Fiscal consolidation efforts aside (given that the budget comes ahead of the elections), as mentioned previously, one of the key questions is whether the government announces a big burst of spending on areas such as free higher education, the NHI or the basic income grant. Regardless, amidst all these factors, and in anticipation of the upcoming tabling of the 2024 Budget, the points highlighted below form part of our wish list, or set of ideals, for this year’s Budget:

  1. Taking action against those implicated in wrongdoing at the Zondo Commission.
  2. No budget reduction for the National Prosecuting Authority (NPA) or, better yet, allocating more money to the NPA and the Special Investigating Unit (SIU) to fight rampant corruption.

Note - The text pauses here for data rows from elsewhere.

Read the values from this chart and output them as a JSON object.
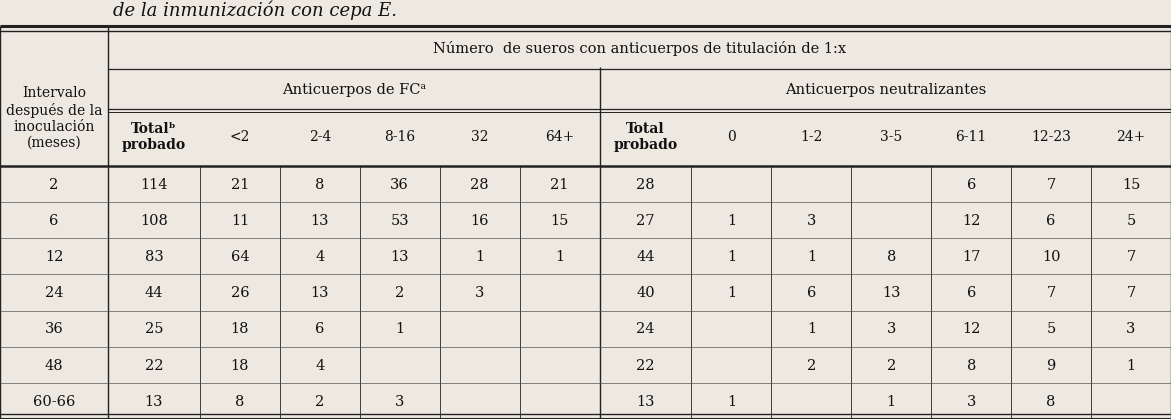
{
  "title_italic": "de la inmunización con cepa E.",
  "main_header": "Número  de sueros con anticuerpos de titulación de 1:x",
  "left_header": "Intervalo\ndespués de la\ninoculación\n(meses)",
  "group1_header": "Anticuerpos de FCᵃ",
  "group2_header": "Anticuerpos neutralizantes",
  "col_headers": [
    "Totalᵇ\nprobado",
    "<2",
    "2-4",
    "8-16",
    "32",
    "64+",
    "Total\nprobado",
    "0",
    "1-2",
    "3-5",
    "6-11",
    "12-23",
    "24+"
  ],
  "row_labels": [
    "2",
    "6",
    "12",
    "24",
    "36",
    "48",
    "60-66"
  ],
  "data": [
    [
      "114",
      "21",
      "8",
      "36",
      "28",
      "21",
      "28",
      "",
      "",
      "",
      "6",
      "7",
      "15"
    ],
    [
      "108",
      "11",
      "13",
      "53",
      "16",
      "15",
      "27",
      "1",
      "3",
      "",
      "12",
      "6",
      "5"
    ],
    [
      "83",
      "64",
      "4",
      "13",
      "1",
      "1",
      "44",
      "1",
      "1",
      "8",
      "17",
      "10",
      "7"
    ],
    [
      "44",
      "26",
      "13",
      "2",
      "3",
      "",
      "40",
      "1",
      "6",
      "13",
      "6",
      "7",
      "7"
    ],
    [
      "25",
      "18",
      "6",
      "1",
      "",
      "",
      "24",
      "",
      "1",
      "3",
      "12",
      "5",
      "3"
    ],
    [
      "22",
      "18",
      "4",
      "",
      "",
      "",
      "22",
      "",
      "2",
      "2",
      "8",
      "9",
      "1"
    ],
    [
      "13",
      "8",
      "2",
      "3",
      "",
      "",
      "13",
      "1",
      "",
      "1",
      "3",
      "8",
      ""
    ]
  ],
  "bg_color": "#ede8e0",
  "text_color": "#111111",
  "line_color": "#222222",
  "font_size": 10.5,
  "header_font_size": 10.5,
  "title_font_size": 13
}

  3. A continued demonstration of the government’s intention to follow a path of fiscal consolidation with difficult actions rather than simply words.
  4. A credible plan that brings debt accumulation under control and where debt levels begin to come down rather than escalating at a slower pace.
  5. A demonstration of additional measures to improve the ease of doing business in SA.
  6. A credible turnaround plan for Transnet, with a priority emphasis given its central, critical role in the greater SA economy.
  7. Further details surrounding potential liabilities of the Road Accident Fund (RAF), as well as other SOEs, which are currently in distress, including Denel, the Land and Agricultural Development Bank of SA (Land Bank), the SA National Roads Agency (SANRAL), etc.
  8. Detailed plans to address the financial distress of municipalities nationwide.
  9. Clarity surrounding the future of the Social Relief of Distress (SRD) grant – will it finally be formalised into a basic income grant? Will the benefit level be raised?
  10. Clarity around the proposed NHI.

Whether any of the abovementioned wish list items will come to fruition remains to be seen. Plenty of other fiscal-related issues also need to be addressed, and this list is by no means exhaustive. Interestingly, the abovementioned points are relatively unchanged from the wish list we released prior to the 2023 February Budget and MTBPS – indicative of the many uncertainties and unanswered questions in SA’s fiscal space. Overall, reining in new expenditure pressures is key, as is making savings, avoiding wastage, inefficiency, and inappropriate spending, focusing on economic growth-creating initiatives, and spurring the rapid repair of the electricity sector.